National Reference Laboratory of Veterinary Drug Residues (HZAU) and Ministry of Agriculture Key Laboratory for the Detection of Veterinary Drug Residues in Foods, Huazhong Agricultural University, Wuhan, China; Ministry of Agriculture Laboratory for Risk Assessment of Quality and Safety of Livestock and Poultry Products, Huazhong Agricultural University, Wuhan, China.
Ministry of Agriculture Laboratory for Risk Assessment of Quality and Safety of Livestock and Poultry Products, Huazhong Agricultural University, Wuhan, China.
Food Chem Toxicol. 2021 Jun;152:112183. doi: 10.1016/j.fct.2021.112183. Epub 2021 Apr 6.

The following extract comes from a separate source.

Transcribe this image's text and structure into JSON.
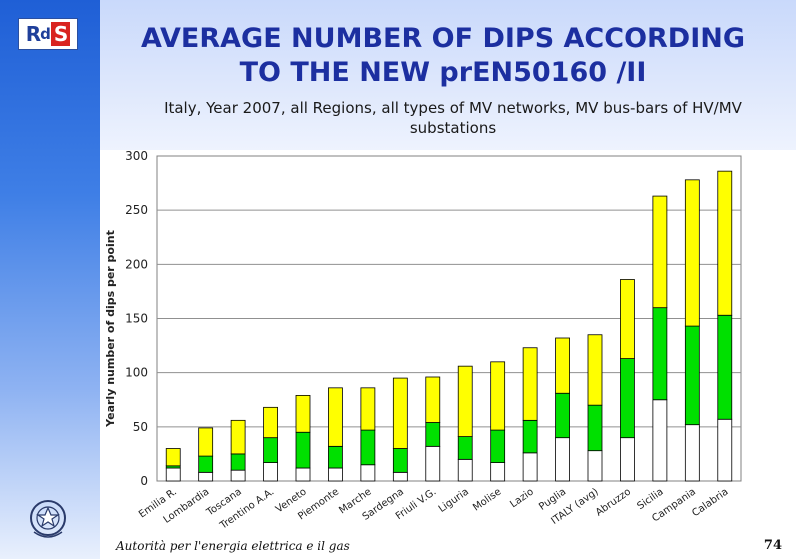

T-2 toxin, the most virulent toxin produced by the Fusarium genus, is thought to be the main cause of fatal cardiomyopathy known as Keshan disease. However, the mechanisms of T-2 toxin-induced cardiac toxicity and possible targets for its treatment remain unclear. In the present study, male Wistar rats were administered with 2 mg/kg b. w. T-2 toxin (i.g.) and sacrificed on day 7 after exposure. The hematological indices (CK, LDH) and electrocardiogram were significantly abnormal, the ultrastructure of mitochondria in the heart was changed, and the percentage of collagen area was significantly increased in the T-2 toxin-treated group. Meanwhile, T-2 toxin activated the TGF-β1/Smad2/3 signalling pathway, and also activated PPAR-γ expression in rats and H9C2 cells. Further application of PPAR-γ agonist (pioglitazone) and antagonist (GW9662) in H9C2 cells revealed that the up-regulation of PPAR-γ expression induced by T-2 toxin is a self-preservation phenomenon, and increasing exogenous PPAR-γ can alleviate the increase in TGF-β1 caused by T-2 toxin, thereby playing a role in relieving cardiac fibrosis. These findings for the first time demonstrate that T-2 toxin can regulate the expression of PPAR-γ and that PPAR-γ has the potential to serve as an effective therapeutic target in T-2 toxin-induced cardiac fibrosis of rats.
T-2 毒素是镰刀菌属产生的最具毒性的毒素,被认为是导致致命性心肌病(克山病)的主要原因。然而,T-2 毒素诱导心脏毒性的机制以及其治疗的可能靶点仍不清楚。在本研究中,雄性 Wistar 大鼠经口给予 2mg/kg b.w. T-2 毒素(ig),并在暴露后第 7 天处死。T-2 毒素处理组大鼠的血液学指标(CK、LDH)和心电图明显异常,心脏线粒体的超微结构发生改变,胶原面积百分比明显增加。同时,T-2 毒素激活了 TGF-β1/Smad2/3 信号通路,并在大鼠和 H9C2 细胞中激活了 PPAR-γ 的表达。进一步在 H9C2 细胞中应用 PPAR-γ 激动剂(吡格列酮)和拮抗剂(GW9662)表明,T-2 毒素诱导的 PPAR-γ 表达上调是一种自我保护现象,增加外源性 PPAR-γ 可以减轻 T-2 毒素引起的 TGF-β1 的增加,从而在缓解心脏纤维化方面发挥作用。这些发现首次表明 T-2 毒素可以调节 PPAR-γ 的表达,并且 PPAR-γ 有可能成为 T-2 毒素诱导大鼠心脏纤维化的有效治疗靶点。